Hollowell Heather, Mattu Amal, Perron Andrew D, Holstege Christopher, Brady William J
Department of Emergency Medicine, University of Virginia, Charlottesville, VA 22908, USA.
Am J Emerg Med. 2005 Nov;23(7):876-89. doi: 10.1016/j.ajem.2005.04.015.

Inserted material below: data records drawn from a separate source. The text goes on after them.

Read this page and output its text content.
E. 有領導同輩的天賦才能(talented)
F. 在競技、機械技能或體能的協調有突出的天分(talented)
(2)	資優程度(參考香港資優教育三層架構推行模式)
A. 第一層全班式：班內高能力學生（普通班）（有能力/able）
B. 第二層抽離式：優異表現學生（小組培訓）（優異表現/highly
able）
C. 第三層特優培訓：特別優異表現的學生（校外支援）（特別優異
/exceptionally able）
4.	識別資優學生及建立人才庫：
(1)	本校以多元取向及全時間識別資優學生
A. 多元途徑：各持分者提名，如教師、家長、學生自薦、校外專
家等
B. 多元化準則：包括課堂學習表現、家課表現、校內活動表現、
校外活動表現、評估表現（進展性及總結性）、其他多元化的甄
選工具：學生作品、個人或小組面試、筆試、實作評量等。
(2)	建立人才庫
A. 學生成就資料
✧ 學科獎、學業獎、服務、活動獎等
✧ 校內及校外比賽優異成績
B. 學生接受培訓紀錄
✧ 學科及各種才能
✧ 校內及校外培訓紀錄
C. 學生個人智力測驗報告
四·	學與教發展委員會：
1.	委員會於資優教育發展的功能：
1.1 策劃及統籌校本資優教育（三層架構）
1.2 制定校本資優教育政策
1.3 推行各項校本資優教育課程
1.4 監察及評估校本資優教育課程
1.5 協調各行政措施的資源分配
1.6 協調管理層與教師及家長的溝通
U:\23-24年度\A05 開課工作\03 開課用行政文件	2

Wide-complex tachycardia (WCT) is defined as a rhythm disturbance with a rate greater than 100 beats/min and a QRS complex duration of 0.12 seconds or more in the adult patient; in the pediatric patient, both rate and QRS complex width are age related. In evaluating this type of tachycardia, there are 2 broad categories usually discussed in the medical literature: ventricular and supraventricular with aberrant intraventricular conduction. There are several other important causes of a WCT encountered in clinical practice, which are less often discussed; these tachycardias often require specific therapies differing from the standard approach to WCT. These tachycardias are diverse; as such, the pathophysiology behind each form of WCT includes toxic, metabolic, and conduction system dysfunction mechanisms.
宽QRS波心动过速(WCT)定义为成人患者心率大于100次/分钟且QRS波时限为0.12秒或更长的节律紊乱;在儿科患者中,心率和QRS波宽度均与年龄相关。在评估这类心动过速时,医学文献中通常讨论的有两大类:室性和伴有室内差异性传导的室上性。临床实践中还会遇到其他几种导致WCT的重要原因,但较少被讨论;这些心动过速通常需要与WCT的标准治疗方法不同的特殊治疗。这些心动过速多种多样;因此,每种形式的WCT背后的病理生理学包括中毒、代谢和传导系统功能障碍机制。